Jamanku SMA dulu bisa dibilang berakhir dengan tidak indah. Tak ada wisuda layaknya seremonial perpisahan ala siswa jaman sekarang, yang hebohnya tak karuan. Tidak pula berdandan cantik bak foto model kenamaan dan berlenggak lenggok di panggung. Apalagi mengenal nama toga, sebuah jubah kebesaran wisudawan. Juga tak ada konvoi kendaraan ataupun corat coret baju. Garingnya kebangetan.
Tahun 1998. Ya benar. Aku lulus di era reformasi yang melanda negeri ini. Saat itu krisis moneter sedang mengguncang dunia. Presiden Soeharto, yang telah berkuasa selama 32 tahun, memutuskan mundur dari jabatannya. Demonstrasi mahasiswa tak henti-hentinya menghiasi media.
Inflasi besar-besaran terjadi.
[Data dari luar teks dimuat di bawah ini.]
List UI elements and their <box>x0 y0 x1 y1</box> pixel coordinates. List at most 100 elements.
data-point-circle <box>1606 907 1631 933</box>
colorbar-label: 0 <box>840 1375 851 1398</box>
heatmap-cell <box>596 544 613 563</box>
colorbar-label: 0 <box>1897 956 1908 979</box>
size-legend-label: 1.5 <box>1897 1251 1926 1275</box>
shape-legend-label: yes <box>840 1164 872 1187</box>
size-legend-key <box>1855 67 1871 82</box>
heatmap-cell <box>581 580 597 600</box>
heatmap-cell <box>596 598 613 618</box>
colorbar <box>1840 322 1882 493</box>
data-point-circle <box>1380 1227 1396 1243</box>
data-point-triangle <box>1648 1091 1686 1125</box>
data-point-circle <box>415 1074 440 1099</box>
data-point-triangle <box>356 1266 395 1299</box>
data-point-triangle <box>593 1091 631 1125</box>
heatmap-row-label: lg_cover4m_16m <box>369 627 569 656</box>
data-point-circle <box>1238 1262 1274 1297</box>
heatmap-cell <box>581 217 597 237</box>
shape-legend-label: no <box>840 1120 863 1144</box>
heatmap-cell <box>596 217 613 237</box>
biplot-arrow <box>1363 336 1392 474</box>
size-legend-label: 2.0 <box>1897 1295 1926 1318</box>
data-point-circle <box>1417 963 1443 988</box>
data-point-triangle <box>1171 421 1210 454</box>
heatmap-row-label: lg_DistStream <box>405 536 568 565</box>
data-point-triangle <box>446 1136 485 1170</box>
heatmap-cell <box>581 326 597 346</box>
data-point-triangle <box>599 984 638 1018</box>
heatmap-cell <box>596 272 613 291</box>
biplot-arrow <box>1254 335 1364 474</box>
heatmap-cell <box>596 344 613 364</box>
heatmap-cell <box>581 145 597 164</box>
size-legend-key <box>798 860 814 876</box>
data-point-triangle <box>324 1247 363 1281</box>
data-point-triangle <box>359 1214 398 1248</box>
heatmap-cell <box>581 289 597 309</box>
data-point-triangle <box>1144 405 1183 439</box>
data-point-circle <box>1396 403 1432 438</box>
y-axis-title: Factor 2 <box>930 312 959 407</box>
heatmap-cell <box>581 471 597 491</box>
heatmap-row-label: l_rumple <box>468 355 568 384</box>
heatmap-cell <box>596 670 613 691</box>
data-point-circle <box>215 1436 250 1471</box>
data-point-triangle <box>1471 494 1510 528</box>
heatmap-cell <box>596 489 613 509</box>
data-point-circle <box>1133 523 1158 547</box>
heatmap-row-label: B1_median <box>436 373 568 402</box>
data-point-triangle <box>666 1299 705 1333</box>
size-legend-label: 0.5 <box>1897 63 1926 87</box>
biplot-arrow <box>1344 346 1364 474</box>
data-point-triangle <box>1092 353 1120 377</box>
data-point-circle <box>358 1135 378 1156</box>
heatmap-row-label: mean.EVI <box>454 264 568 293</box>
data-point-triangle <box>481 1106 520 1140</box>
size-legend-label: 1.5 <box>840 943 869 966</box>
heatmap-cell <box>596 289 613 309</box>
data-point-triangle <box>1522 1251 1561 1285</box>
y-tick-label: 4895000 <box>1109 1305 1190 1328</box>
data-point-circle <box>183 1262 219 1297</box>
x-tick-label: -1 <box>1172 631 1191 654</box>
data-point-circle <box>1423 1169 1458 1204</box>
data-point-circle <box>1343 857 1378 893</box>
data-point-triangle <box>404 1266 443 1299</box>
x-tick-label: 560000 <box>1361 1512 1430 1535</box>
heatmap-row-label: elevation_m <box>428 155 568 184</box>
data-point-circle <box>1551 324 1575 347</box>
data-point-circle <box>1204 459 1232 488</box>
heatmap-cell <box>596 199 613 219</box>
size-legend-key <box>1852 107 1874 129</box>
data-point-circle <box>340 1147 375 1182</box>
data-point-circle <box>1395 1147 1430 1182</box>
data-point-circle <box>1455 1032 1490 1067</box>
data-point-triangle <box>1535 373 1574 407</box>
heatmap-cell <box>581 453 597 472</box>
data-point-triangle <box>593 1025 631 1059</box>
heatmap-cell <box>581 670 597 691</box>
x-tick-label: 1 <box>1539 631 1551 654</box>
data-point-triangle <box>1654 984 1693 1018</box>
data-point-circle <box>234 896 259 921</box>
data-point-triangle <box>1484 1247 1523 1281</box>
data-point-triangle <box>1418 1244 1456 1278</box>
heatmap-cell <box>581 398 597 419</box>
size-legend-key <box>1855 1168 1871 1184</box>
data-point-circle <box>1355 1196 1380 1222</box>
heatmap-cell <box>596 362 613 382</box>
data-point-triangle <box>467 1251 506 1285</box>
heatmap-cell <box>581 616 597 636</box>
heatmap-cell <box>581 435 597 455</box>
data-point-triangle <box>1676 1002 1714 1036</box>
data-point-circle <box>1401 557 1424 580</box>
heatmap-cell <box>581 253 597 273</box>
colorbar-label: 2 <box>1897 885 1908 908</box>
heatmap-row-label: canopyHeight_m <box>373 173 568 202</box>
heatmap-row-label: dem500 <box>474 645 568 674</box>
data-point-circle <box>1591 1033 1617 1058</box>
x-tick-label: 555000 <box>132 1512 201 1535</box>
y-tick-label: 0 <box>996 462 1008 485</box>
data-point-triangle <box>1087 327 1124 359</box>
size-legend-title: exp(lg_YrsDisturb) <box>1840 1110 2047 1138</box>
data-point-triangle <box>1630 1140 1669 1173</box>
Kerupuk yang tadinya 10 rupiah menjadi 100. Uang 1000 rupiah jadi tak ada nilainya lagi. Semua harga berlipat melambung tinggi.
Kembali ke cerita SMA ku tadi. Dengan nilai rupiah yang tidak jelas ini, sekolah memutuskan tak ada ritual perpisahan. Dan akhirnya, aku dan teman-teman memperpisahi diri kami sendiri. Hihihi... Lucu kedengarannya saat dikenang seperti ini.
Kelas XII jelas merupakan penentu mau kemana kita setelahnya. Ada banyak pilihan yang bisa ditempuh saat pintu perkuliahan kita buka. Namun tentu saja untuk memasukinya dibutuhkan perjuangan bersimbah peluh dan tak jarang air mata.